I'm fascinated by how economists so self-defeatingly are insistent on paying zero attention to the huge issue of immigration, even though there is tremendous public demand for in-depth empirical analysis. You'll note that George Borjas has taken himself from UC San Diego to an endowed chair at the Kennedy School at Harvard precisely by doing objective analyses of immigration's effects. Where's your self of self-interest? There's a huge demand out there, but we see little supply. That's an intriguing market failure you should study.

Matt writes:


Though I'm not sure what Tom Brokaw has to do with productivity, you have to have a prior belief > .6 that Reagan is God before the evidence would lead you to believe that he is responsible for our productivity growth.

Matt writes:


Borjas has been largely in the "benign to beneficial" camp though, hasn't he?

Lord writes:

Immigration is 0.97% of the population.

I don't think an average over the last five years constitutes a Story of the Year.

David Gitlitz writes:

I have to take issue with the assertion that recent policy choices have been irrelevant to strong productivity performance. Productivity improvements arise out of an environment conducive to capital formation and risk taking intimately connected to the direction of economic policy. In particular, by cutting taxes on investment returns, with the stroke of a pen the Bush administration increased the expected after tax returns to investment, reducing the cost of capital and thereby encouraging a sharp increase in real investment spending. This is the foundation of solid productivity growth and to suggest otherwise is to imply that the economic forces ultimately responsible for a rising standard of living -- which is the real payoff of productivity growth -- are totally random and exogenous, outside the realm of proper policy concern. Centuries of economic history soundly refute that proposition.

spencer writes:

David -- you have a great theory, supported by many. But cuts in individual tax rates do not impact corporate capital spending, and that accounts for the bulk of investment. The population segments subject to individual income taxes only account for some 11% of nonresidential fixed investment and nonprofit institutions account for another 7%. Given that individuals account for so little of capital spending it is hard to see why marginal changes in individual tax rates would have had such a big impact.

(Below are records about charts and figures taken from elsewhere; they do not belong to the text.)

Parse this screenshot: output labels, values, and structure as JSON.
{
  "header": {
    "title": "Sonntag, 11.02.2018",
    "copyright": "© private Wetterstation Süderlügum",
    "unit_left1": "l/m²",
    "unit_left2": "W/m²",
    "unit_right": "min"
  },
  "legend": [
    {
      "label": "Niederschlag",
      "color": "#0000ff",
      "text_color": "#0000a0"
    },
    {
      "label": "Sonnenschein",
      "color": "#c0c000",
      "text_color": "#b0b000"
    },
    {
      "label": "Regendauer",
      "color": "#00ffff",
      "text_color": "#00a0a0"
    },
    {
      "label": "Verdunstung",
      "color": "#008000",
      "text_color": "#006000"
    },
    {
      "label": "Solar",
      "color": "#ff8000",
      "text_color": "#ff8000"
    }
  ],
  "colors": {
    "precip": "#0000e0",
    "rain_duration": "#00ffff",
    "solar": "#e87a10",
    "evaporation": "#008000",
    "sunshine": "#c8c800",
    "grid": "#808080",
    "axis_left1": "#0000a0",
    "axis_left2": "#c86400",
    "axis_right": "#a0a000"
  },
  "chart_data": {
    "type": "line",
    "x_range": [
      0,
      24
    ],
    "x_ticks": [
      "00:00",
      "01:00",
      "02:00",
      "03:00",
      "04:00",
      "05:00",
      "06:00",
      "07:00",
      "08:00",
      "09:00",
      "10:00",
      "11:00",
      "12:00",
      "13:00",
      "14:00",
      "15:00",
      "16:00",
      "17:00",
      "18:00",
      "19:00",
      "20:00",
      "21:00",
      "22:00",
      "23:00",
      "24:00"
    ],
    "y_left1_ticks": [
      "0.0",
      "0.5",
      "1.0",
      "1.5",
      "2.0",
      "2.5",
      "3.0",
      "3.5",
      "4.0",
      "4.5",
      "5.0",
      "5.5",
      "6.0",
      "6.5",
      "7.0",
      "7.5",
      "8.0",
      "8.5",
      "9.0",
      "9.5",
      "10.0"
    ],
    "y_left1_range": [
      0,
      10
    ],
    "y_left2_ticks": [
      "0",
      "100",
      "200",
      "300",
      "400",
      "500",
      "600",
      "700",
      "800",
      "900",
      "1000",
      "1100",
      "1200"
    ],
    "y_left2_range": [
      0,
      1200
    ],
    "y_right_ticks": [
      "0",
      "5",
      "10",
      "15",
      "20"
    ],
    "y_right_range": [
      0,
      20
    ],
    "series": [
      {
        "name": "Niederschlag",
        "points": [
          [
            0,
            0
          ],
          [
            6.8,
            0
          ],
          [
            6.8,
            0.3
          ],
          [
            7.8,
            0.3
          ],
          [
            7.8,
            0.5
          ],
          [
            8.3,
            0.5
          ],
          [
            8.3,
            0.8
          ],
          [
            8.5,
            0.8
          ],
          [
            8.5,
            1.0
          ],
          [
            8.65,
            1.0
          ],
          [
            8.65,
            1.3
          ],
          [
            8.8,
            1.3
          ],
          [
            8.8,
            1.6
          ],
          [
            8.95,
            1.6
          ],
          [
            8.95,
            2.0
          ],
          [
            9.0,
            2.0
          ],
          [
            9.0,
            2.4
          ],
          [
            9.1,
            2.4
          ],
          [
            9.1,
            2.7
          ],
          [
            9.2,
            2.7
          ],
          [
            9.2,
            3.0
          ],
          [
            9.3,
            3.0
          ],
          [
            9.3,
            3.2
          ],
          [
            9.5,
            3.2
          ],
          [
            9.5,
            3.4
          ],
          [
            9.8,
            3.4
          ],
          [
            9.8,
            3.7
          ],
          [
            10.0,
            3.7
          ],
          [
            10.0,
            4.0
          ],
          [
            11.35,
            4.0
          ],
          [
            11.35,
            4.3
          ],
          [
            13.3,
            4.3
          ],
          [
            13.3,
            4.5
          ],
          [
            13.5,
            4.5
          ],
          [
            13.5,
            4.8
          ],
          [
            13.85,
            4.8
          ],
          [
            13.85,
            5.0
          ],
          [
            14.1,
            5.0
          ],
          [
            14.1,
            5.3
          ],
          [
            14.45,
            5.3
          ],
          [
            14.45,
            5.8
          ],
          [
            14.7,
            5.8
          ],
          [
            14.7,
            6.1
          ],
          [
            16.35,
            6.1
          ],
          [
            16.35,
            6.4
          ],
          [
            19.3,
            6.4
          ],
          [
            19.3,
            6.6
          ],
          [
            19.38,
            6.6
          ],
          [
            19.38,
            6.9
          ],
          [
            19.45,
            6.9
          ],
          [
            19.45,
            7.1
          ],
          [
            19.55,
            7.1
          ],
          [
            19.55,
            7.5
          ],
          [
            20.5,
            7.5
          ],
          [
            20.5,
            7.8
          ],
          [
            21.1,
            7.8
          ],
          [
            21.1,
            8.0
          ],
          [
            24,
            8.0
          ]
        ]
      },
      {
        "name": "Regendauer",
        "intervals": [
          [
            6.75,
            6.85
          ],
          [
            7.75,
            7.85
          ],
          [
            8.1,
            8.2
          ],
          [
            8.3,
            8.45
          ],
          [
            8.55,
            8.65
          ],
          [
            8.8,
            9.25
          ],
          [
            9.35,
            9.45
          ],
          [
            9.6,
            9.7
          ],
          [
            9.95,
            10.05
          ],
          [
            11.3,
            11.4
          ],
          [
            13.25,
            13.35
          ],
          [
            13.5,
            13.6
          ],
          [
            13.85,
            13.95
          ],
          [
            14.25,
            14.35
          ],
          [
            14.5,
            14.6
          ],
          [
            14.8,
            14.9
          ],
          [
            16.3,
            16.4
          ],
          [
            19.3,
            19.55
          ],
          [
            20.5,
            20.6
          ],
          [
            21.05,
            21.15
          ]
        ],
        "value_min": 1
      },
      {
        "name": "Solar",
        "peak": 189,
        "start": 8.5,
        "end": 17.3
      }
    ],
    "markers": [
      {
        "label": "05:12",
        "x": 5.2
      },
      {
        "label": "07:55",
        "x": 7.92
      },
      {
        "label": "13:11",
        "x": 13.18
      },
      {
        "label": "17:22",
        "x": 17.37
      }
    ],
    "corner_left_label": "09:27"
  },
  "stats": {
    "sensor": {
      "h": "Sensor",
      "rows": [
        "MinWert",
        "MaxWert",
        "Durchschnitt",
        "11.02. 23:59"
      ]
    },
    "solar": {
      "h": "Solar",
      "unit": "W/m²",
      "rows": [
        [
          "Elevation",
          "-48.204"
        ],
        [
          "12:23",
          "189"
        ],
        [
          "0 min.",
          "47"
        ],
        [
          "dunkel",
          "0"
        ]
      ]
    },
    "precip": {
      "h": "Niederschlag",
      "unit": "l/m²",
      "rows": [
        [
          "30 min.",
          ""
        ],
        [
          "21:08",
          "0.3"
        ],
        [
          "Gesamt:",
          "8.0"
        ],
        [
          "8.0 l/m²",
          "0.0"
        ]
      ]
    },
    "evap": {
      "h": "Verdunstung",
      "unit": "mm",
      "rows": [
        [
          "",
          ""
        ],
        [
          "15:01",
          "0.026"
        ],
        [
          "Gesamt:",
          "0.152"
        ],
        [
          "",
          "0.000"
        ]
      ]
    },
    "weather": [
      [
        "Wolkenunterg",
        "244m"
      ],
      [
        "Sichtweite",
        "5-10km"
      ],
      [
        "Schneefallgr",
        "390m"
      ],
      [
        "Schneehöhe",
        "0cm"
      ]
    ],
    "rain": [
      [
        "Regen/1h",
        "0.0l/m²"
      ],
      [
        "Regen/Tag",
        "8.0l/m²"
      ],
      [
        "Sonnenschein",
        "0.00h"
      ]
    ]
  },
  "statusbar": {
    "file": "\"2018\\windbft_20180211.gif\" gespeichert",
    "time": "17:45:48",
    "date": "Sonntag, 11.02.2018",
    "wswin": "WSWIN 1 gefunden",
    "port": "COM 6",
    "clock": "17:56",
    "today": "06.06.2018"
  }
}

If we were still in the world of say, 1850 when corporations played a much smaller role this theory of the impact of individual tax cuts might be important. But we are not in the world of 1850 when this theory would have applied.

If you look at the nature of capital spending over the last quarter century you find that information technology and software account for all of the increase. They increased from essentially nothing to some 6% of real GDP while all other nonresidential fixed investment has remained at around 6% of gdp. This strongly implies that the growth in capital spending was due to technological changes and improved returns to business for using the new technologies and that changes in tax policy for individuals played essentially no role in the
increases in capital spending.

Moreover, this growth in capital per worker and improved use of the new technologies in new and different industries plays a major role in the growth of productivity that Arnold correctly picks as one of if not the single most important
economic story of the year and maybe the decade.

For example, if you look at manufacturing growth over the last quarter century you find that output of IT goods grew at about a 22,6% annual rate while all other manufacturing output only experienced some 1.6% annual growth.

PS. I'm in the school that productivity is cyclical because of labor hoarding rather then "shocks". Because of this productivity growth is one of the best leading indicators of real growth I know.